Slowly I ease my head down, foot still perched on the toilet. I see

the hair..The hair that should be on the strip. I touch. I am touching
wax.
S&%T I run my fingers over the most sensitive part of my body, which

is now covered in cold wax and matted hair. Then I make the next BIG
mistake...................remember my foot is still propped up on the
toilet. I know I need to do something. So I put my foot down.
DAMN!!!!!!!!
I hear the slamming of the cell door. Vagina? Sealed shut. Butt??

Sealed shut.

I penguin walk around the bathroom trying to figure out what to do and
think to myself "Please don't let me get the urge to poop.

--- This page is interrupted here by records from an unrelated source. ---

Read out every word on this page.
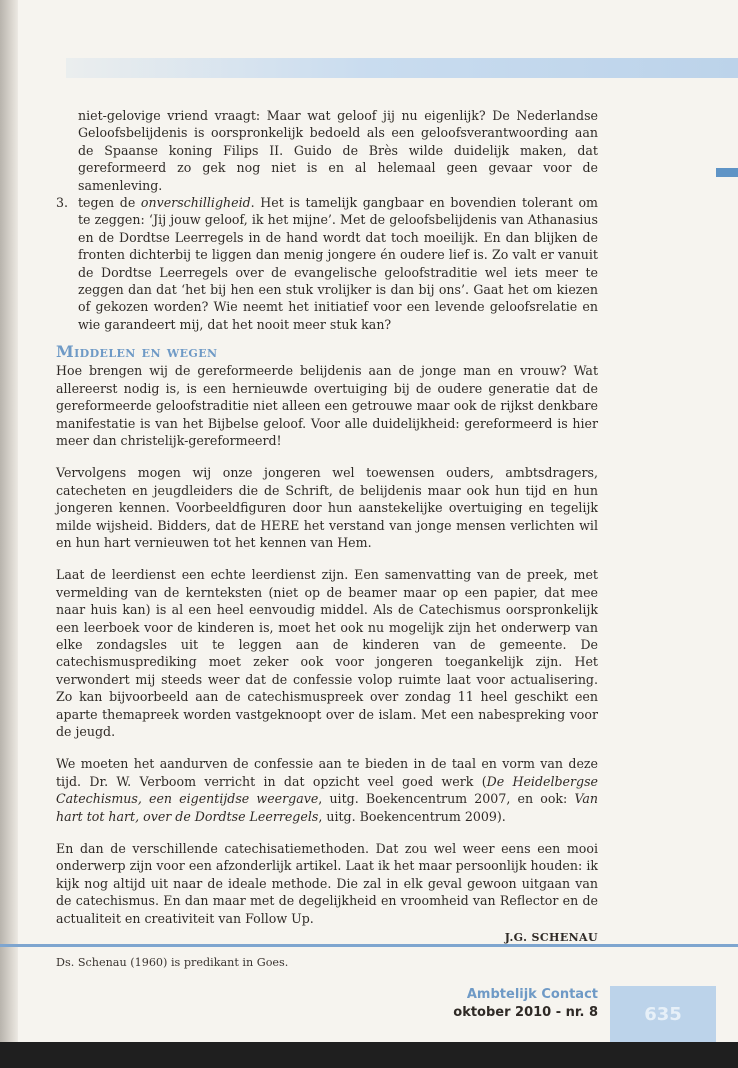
niet-gelovige vriend vraagt: Maar wat geloof jij nu eigenlijk? De Nederlandse Geloofsbelijdenis is oorspronkelijk bedoeld als een geloofsverantwoording aan de Spaanse koning Filips II. Guido de Brès wilde duidelijk maken, dat gereformeerd zo gek nog niet is en al helemaal geen gevaar voor de samenleving.

3. tegen de onverschilligheid. Het is tamelijk gangbaar en bovendien tolerant om te zeggen: ‘Jij jouw geloof, ik het mijne’. Met de geloofsbelijdenis van Athanasius en de Dordtse Leerregels in de hand wordt dat toch moeilijk. En dan blijken de fronten dichterbij te liggen dan menig jongere én oudere lief is. Zo valt er vanuit de Dordtse Leerregels over de evangelische geloofstraditie wel iets meer te zeggen dan dat ‘het bij hen een stuk vrolijker is dan bij ons’. Gaat het om kiezen of gekozen worden? Wie neemt het initiatief voor een levende geloofsrelatie en wie garandeert mij, dat het nooit meer stuk kan?
Middelen en wegen

Hoe brengen wij de gereformeerde belijdenis aan de jonge man en vrouw? Wat allereerst nodig is, is een hernieuwde overtuiging bij de oudere generatie dat de gereformeerde geloofstraditie niet alleen een getrouwe maar ook de rijkst denkbare manifestatie is van het Bijbelse geloof. Voor alle duidelijkheid: gereformeerd is hier meer dan christelijk-gereformeerd!

Vervolgens mogen wij onze jongeren wel toewensen ouders, ambtsdragers, catecheten en jeugdleiders die de Schrift, de belijdenis maar ook hun tijd en hun jongeren kennen. Voorbeeldfiguren door hun aanstekelijke overtuiging en tegelijk milde wijsheid. Bidders, dat de HERE het verstand van jonge mensen verlichten wil en hun hart vernieuwen tot het kennen van Hem.

Laat de leerdienst een echte leerdienst zijn. Een samenvatting van de preek, met vermelding van de kernteksten (niet op de beamer maar op een papier, dat mee naar huis kan) is al een heel eenvoudig middel. Als de Catechismus oorspronkelijk een leerboek voor de kinderen is, moet het ook nu mogelijk zijn het onderwerp van elke zondagsles uit te leggen aan de kinderen van de gemeente. De catechismusprediking moet zeker ook voor jongeren toegankelijk zijn. Het verwondert mij steeds weer dat de confessie volop ruimte laat voor actualisering. Zo kan bijvoorbeeld aan de catechismuspreek over zondag 11 heel geschikt een aparte themapreek worden vastgeknoopt over de islam. Met een nabespreking voor de jeugd.

We moeten het aandurven de confessie aan te bieden in de taal en vorm van deze tijd. Dr. W. Verboom verricht in dat opzicht veel goed werk (De Heidelbergse Catechismus, een eigentijdse weergave, uitg. Boekencentrum 2007, en ook: Van hart tot hart, over de Dordtse Leerregels, uitg. Boekencentrum 2009).

En dan de verschillende catechisatiemethoden. Dat zou wel weer eens een mooi onderwerp zijn voor een afzonderlijk artikel. Laat ik het maar persoonlijk houden: ik kijk nog altijd uit naar de ideale methode. Die zal in elk geval gewoon uitgaan van de catechismus. En dan maar met de degelijkheid en vroomheid van Reflector en de actualiteit en creativiteit van Follow Up.

J.G. SCHENAU
Ds. Schenau (1960) is predikant in Goes.
Ambtelijk Contact
oktober 2010 - nr. 8	635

My head may
pop off" Hot water!! Hot water melts wax!! I'll run the hottest water I
can stand into the bathtub, get in, immerse the wax covered bits and
the wax should melt and I can gently wipe it off right???
*WRONG!!!!!!!*
I get in the tub - the water is slightly hotter than then that used to
torture prisoners of war or sterilize surgical equipment - I sit. Now,
the only thing worse that having your nether businesses glued together
is having them glued together and then glued to the bottom of the tub.
In scalding hot water. Which, by the way, doesn't melt cold wax.
So, now I'm stuck to the bottom of the tub!! God bless the man that
convinced me I should have a phone in the bathroom!!!!! I call my
friend thinking surely she's waxed before and has some secret of how to
get me undone. It's a very good conversation starter "So, my butt and
who-ha are stuck to the bottom of the tub!" There is a slight pause.
She doesn't have a secret trick but does try to hide the laughter from
me.
She wants to know exactly where the wax is located on bottom "Are we
talking cheeks or hole or what?"
She's laughing out loud by now...I can hear her. I give her the
rundown and she suggests I call the number on the side of the box.
YEAH!!!!! Right!! I should be the joke of someone else's night. While
we go through various solutions. I resort to scraping the wax off with
a razor. Nothing feels better then to have your girlie goodies, covered
in hot wax, glued shut, stuck to the tub in super hot water and then
dry shaving the sticky wax off!! By now the brain is not working,
dignity has taken a major hike and I slip into glazed donut land. My
friend is still talking with me and my hand reaches towards the saving
grace....the lotion they give you to remove the excess wax. What do I
really have to lose at this point. I rub some on and OH MY GOD!!!!!!!
The scream probably woke the kids, scared the dickens out of my
friend, but I really don't care. "ITWORKS!! It works!! I get a hearty
congratulation from my friend and she hangs up. I successfully remove
the remainder of the wax and then notice to my grief and
despair..................................

THE HAIR IS STILL THERE.......................ALL OF
IT!!!!!!!!!!!!!!.
So I shaved it off. Heck, I'm numb at this point.